Verifying Distribution Quality
Use metrics and spacing_fidelity_metrics to inspect the point distribution before and after repulsion:
metrics(cloud) # neighbor distances, separation, fill, mesh ratio
spacing_fidelity_metrics(cloud, spacing) # d_NN/h statistics: mean, CV, percentiles, coordinationmetrics reports neighbor-distance statistics plus the global separation (smallest nearest-neighbor distance), fill (largest), and their ratio; spacing_fidelity_metrics measures how closely the actual local spacing matches the prescribed h(x) — the numbers that matter for meshless stencil conditioning.
Topology (Point Connectivity)
Meshless solvers compute derivatives using local neighborhoods.

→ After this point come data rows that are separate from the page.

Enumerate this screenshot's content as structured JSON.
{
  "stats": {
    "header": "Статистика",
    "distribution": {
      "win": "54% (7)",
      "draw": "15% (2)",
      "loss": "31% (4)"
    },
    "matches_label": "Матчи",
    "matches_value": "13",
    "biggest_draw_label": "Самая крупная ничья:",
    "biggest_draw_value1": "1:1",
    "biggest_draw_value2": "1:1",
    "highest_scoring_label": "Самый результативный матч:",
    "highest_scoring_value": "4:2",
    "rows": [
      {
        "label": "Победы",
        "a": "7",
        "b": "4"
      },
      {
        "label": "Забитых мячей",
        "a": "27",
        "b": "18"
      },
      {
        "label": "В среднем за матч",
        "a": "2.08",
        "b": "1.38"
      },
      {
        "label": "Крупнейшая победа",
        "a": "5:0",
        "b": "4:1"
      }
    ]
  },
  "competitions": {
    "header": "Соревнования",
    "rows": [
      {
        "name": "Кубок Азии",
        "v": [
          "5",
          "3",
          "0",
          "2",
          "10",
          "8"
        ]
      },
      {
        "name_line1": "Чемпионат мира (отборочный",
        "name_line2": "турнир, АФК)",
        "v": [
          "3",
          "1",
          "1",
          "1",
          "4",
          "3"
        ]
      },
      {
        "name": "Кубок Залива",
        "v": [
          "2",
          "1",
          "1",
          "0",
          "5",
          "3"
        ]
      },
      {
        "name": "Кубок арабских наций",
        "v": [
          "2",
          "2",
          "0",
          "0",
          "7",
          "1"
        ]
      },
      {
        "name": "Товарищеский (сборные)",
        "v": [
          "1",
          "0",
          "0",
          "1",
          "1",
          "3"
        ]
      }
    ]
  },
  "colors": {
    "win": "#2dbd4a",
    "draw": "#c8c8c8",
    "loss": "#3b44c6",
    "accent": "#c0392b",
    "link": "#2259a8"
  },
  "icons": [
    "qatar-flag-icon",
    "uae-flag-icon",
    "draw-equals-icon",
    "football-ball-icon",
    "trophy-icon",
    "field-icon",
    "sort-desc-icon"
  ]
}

Topology pre-computes these neighborhoods so they are ready when the solver needs them.
# k-nearest neighbors
cloud = set_topology(cloud, KNNTopology, 21)
# Or radius-based neighbors
cloud = set_topology(cloud, RadiusTopology, 2mm)
# Access neighbor indices
neighbors(cloud, 5) # neighbors of point 5
neighbors(cloud) # all neighborhoods
# Check state
hastopology(cloud) # trueTopology can also be set on individual surfaces and volumes:
surf = set_topology(surf, KNNTopology, 10)
neighbors(surf, i) # local indices within the surfaceTopology on a PointSurface or PointVolume uses local indices (1 through length(surf)). Topology on a PointCloud uses global indices (1 through length(cloud)) where boundary points come first, followed by volume points. See Concepts for details.
Visualization
Visualize point clouds and boundaries using Makie.jl:
using GLMakie
visualize(cloud; markersize=0.15)
visualize(boundary; markersize=0.15)Export
Write a ParaView-ready .vtu (open it and set Representation to Point Gaussian). Every point carries point_type (boundary vs volume), surface_id (colour by named surface), and normals; after solving, attach your result arrays as fields:
export_vtk("cloud", cloud) # geometry
export_vtk("sol", cloud; fields = ("T" => temp, "U" => u)) # with solution datasave("output", cloud; format = :vtk) remains as a thin wrapper, and format = :jld2 (the default) serializes the cloud itself.